The Aubé group, recently of UNC, wondered whether expensive setups from scientific vendors were potential roadblocks to wide adoption of electrochemistry. Their ideal recipe called for a direct current (DC) source capable of removing two electrons and an H from a lactam to generate an N-acyliminium ion. Looking around, the researchers realized that today's ubiquitous cellphone chargers might just do the trick. Shave back some wires, attach some copper clamps, and presto! Cheap, effective electrochemistry.**
Using their DIY e-chem setup, the Aubé group traps a wide variety of stereochemically-rich acyliminiums as the corresponding methanol adducts (19-93% yields). Now the real fun starts: there's a whole bunch of interesting arylations and other additions to these species one can access using off-the-shelf Lewis acids like titanium tetrachloride or boron trifluoride:
|Adapted from Aube, Angewandte Chemie, 2015 ASAP|
I'll be excited to see small libraries of diversified products emerge from this work. However, a "one-pot" functionalization - electrochemistry with the desired nucleophile already present - still seems a distant dream.

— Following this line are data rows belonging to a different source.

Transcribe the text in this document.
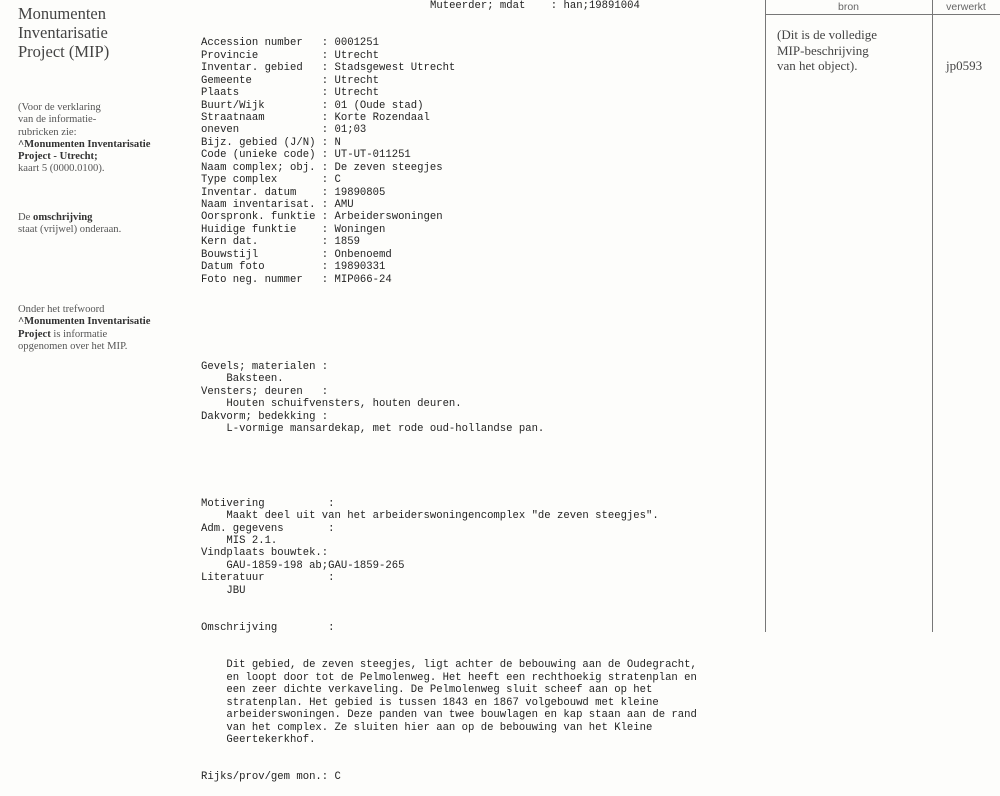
Monumenten
Inventarisatie
Project (MIP)
(Voor de verklaring
van de informatie-
rubricken zie:
^Monumenten Inventarisatie
Project - Utrecht;
kaart 5 (0000.0100).
De omschrijving
staat (vrijwel) onderaan.
Onder het trefwoord
^Monumenten Inventarisatie
Project is informatie
opgenomen over het MIP.

Muteerder; mdat    : han;19891004

Accession number : 0001251
Provincie	: Utrecht
Inventar. gebied : Stadsgewest Utrecht
Gemeente	: Utrecht
Plaats	: Utrecht
Buurt/Wijk	: 01 (Oude stad)
Straatnaam	: Korte Rozendaal
oneven	: 01;03
Bijz. gebied (J/N) : N
Code (unieke code) : UT-UT-011251
Naam complex; obj. : De zeven steegjes
Type complex	: C
Inventar. datum : 19890805
Naam inventarisat. : AMU
Oorspronk. funktie : Arbeiderswoningen
Huidige funktie : Woningen
Kern dat.	: 1859
Bouwstijl	: Onbenoemd
Datum foto	: 19890331
Foto neg. nummer : MIP066-24

Gevels; materialen :
Baksteen.
Vensters; deuren   :
Houten schuifvensters, houten deuren.
Dakvorm; bedekking :
L-vormige mansardekap, met rode oud-hollandse pan.

Motivering          :
Maakt deel uit van het arbeiderswoningencomplex "de zeven steegjes".
Adm. gegevens       :
MIS 2.1.
Vindplaats bouwtek.:
GAU-1859-198 ab;GAU-1859-265
Literatuur          :
JBU

Omschrijving        :

Dit gebied, de zeven steegjes, ligt achter de bebouwing aan de Oudegracht,
en loopt door tot de Pelmolenweg. Het heeft een rechthoekig stratenplan en
een zeer dichte verkaveling. De Pelmolenweg sluit scheef aan op het
stratenplan. Het gebied is tussen 1843 en 1867 volgebouwd met kleine
arbeiderswoningen. Deze panden van twee bouwlagen en kap staan aan de rand
van het complex. Ze sluiten hier aan op de bebouwing van het Kleine
Geertekerkhof.

Rijks/prov/gem mon.: C

bron	verwerkt
(Dit is de volledige
MIP-beschrijving
van het object).	jp0593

Hopefully, the apparent ease of operation of "cellphone charger e-chem" prompts other groups to give it a try. If your group dips their toes into this field, please drop me a line in the comments section.
*Thanks to Professor Brandon Findlay (@Chemtips) for pointing out this paper!
**I'm tickled pink at how many organic synthesis papers these days include photographic records of reaction setups. I'd like to believe that Blog Syn played a small role in advancing this change.